There are a few other directories other than the top level for third-party code. Let's now go into them alphabetically:
-
base/third_party/dmg_fp
: As far as I can tell every project that has ever used this has forked it. -
base/third_party/icu
: Some basic UTF handling functions pulled from ICU (used for bits of code that don't want to depend on all of ICU). -
base/third_party/nspr
: This is just a couple of files, not all of nspr. The README is unclear. Filed bug 29764. -
base/third_party/purify
: The Windows equivalent of Valgrind. But there is no README. Looks like headers. Filed bug 29765. -
base/third_party/valgrind
: Header for working with Valgrind.
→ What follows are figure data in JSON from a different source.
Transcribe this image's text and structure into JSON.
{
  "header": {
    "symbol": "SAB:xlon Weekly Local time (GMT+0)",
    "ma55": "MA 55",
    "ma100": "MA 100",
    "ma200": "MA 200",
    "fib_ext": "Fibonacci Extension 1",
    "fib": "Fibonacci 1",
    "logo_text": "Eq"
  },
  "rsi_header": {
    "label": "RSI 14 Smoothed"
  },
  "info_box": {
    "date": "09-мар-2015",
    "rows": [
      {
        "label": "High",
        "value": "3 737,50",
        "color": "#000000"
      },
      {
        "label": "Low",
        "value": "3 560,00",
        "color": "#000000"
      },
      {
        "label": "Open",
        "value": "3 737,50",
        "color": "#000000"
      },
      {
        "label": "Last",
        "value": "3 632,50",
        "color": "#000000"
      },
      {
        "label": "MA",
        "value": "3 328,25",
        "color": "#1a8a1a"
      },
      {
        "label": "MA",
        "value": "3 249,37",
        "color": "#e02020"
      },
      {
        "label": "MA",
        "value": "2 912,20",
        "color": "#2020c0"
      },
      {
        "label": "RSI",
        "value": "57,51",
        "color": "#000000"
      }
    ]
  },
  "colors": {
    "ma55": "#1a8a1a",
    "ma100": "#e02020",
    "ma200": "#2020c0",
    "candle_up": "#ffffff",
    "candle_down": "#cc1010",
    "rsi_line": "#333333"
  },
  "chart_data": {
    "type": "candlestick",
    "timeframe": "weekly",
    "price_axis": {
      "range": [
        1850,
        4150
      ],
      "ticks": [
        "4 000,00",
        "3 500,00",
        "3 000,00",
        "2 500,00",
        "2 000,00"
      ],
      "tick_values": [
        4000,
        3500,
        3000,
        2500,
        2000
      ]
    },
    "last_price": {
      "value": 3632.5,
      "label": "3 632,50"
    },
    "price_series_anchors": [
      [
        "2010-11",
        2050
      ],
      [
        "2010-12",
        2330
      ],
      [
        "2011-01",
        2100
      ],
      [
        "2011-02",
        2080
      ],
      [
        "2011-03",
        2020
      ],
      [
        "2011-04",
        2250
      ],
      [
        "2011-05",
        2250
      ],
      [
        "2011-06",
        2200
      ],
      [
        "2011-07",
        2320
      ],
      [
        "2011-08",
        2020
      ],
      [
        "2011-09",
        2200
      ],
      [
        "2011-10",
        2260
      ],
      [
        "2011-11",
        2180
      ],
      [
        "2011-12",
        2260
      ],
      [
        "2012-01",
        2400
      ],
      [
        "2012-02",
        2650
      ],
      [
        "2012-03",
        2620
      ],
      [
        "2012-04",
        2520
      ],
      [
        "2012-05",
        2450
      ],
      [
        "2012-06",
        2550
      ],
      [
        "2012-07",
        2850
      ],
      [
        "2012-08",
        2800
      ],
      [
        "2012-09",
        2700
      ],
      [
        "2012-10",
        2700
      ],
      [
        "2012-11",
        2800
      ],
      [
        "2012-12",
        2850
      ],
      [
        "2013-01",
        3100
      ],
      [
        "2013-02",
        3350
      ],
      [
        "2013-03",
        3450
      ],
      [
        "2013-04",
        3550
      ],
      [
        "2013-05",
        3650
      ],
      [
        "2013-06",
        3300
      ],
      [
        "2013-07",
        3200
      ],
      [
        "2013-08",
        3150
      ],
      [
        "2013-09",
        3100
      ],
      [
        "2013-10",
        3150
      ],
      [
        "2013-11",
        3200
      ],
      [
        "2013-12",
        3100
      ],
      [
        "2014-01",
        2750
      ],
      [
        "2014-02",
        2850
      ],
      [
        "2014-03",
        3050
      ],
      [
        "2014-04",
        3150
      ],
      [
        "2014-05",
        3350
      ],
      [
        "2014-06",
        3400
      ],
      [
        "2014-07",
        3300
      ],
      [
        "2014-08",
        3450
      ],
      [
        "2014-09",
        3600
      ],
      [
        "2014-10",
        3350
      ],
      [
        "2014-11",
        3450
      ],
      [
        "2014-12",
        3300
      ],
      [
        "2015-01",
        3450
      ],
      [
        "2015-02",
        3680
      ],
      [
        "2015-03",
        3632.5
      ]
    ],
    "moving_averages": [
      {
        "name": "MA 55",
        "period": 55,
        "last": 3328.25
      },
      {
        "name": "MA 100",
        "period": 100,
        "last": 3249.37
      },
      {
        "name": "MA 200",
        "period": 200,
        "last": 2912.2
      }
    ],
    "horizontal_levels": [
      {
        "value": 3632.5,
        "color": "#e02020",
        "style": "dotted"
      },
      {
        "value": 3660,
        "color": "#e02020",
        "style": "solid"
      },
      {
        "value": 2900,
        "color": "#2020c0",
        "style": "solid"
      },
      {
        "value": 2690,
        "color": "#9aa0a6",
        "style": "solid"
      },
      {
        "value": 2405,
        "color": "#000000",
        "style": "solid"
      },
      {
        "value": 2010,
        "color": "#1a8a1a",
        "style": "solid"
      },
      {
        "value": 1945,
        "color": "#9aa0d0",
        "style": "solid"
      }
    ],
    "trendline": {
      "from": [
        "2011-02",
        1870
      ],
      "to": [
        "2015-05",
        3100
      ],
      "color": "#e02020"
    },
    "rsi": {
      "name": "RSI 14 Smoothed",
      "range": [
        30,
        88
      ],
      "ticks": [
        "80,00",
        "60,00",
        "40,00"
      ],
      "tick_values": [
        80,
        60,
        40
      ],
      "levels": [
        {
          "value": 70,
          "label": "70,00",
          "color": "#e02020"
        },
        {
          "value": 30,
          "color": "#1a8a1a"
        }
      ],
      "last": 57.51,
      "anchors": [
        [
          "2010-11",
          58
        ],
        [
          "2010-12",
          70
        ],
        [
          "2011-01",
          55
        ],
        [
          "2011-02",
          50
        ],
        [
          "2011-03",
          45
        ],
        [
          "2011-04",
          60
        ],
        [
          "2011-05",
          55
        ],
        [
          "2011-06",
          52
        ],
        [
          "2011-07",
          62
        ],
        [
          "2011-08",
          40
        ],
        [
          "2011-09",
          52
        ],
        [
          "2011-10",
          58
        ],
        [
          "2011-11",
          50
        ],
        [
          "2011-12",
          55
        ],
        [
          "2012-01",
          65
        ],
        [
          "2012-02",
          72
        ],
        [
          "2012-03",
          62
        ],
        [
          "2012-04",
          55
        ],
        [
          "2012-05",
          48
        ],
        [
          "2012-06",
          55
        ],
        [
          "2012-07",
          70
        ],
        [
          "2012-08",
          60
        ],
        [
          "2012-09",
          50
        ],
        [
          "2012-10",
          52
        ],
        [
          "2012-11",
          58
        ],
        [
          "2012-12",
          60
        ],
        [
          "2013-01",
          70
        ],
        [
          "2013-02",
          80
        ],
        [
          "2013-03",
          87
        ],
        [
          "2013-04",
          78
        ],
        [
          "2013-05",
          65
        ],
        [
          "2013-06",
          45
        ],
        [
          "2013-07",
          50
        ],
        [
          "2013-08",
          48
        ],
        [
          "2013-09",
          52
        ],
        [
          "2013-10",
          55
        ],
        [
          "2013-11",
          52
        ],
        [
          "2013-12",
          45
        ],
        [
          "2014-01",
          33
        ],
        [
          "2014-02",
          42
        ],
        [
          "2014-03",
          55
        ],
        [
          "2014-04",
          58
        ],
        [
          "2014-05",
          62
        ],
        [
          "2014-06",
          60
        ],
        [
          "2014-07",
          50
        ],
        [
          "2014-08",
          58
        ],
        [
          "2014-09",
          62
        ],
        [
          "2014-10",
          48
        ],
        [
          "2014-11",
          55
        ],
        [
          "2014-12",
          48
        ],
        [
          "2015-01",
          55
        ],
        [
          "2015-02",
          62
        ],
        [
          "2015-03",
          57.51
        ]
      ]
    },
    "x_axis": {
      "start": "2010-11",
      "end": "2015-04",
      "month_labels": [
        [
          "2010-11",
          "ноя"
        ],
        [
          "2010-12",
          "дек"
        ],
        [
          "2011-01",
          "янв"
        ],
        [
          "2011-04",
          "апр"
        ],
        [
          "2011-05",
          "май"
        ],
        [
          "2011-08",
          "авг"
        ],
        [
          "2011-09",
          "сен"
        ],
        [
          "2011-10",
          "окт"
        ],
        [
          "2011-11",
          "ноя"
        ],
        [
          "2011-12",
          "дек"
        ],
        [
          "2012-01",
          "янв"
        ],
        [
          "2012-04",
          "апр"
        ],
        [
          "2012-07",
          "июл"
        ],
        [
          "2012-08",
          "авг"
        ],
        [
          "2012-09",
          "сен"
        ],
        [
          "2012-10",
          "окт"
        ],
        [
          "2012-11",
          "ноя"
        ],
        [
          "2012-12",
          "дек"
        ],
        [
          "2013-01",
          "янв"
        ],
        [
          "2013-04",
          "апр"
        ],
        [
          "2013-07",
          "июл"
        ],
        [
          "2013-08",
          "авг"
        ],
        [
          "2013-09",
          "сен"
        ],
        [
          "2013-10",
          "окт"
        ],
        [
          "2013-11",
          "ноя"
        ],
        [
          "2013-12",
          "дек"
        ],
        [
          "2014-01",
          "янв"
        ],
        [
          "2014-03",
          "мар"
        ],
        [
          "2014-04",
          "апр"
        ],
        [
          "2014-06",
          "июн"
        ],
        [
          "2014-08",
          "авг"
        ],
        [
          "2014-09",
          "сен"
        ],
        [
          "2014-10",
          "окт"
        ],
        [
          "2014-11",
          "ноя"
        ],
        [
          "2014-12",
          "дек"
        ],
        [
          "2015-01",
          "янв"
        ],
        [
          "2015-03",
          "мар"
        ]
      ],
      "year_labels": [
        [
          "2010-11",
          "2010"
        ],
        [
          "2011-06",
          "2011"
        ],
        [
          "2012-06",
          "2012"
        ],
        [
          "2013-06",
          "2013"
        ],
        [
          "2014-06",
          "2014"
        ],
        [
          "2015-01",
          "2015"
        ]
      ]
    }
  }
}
It seems a little excessive to depend on a 24mb Valgrind package to build with this one file. -
base/third_party/xdg_mime
: Claims it contains one minor compilation fix, looks like working around a warning. -
base/third_party/xdg_user_dirs
: Build changes. Upstream designed this with the intent it is always copied into other projects, never built as a separate library. -
chrome/third_party/jstemplate
: Minor changes. There's not really a good build/packaging infrastructure for JavaScript libraries anyway, so this is hand-"optimized" (removed dead code, run through the Closure compiler). -
chrome/third_party/wtl
: Windows code. "These headers are almost the equivalent of WTL 8.0 fromhttp://sourceforge.net/projects/wtl/
with patch #1871358 applied." -
net/third_party/nss
: libssl from upstream. Used for staging various SSL changes for e.g. SPDY experiments; those changes eventually show up upstream. The NSS maintainer works on the Chrome team, and he ok'd this. -
net/third_party/parseftp
: Copied from Mozilla. Just build changes (remove NSPR, add namespace). I believe Pawel is working on this with Mozilla, but I don't follow this stuff closely.
...*whew*, that was exhausting! And I am actually rather surprised — I expected to find more projects hacked up like sqlite, when in fact that's one of the few projects we've actually forked in a meaningful way.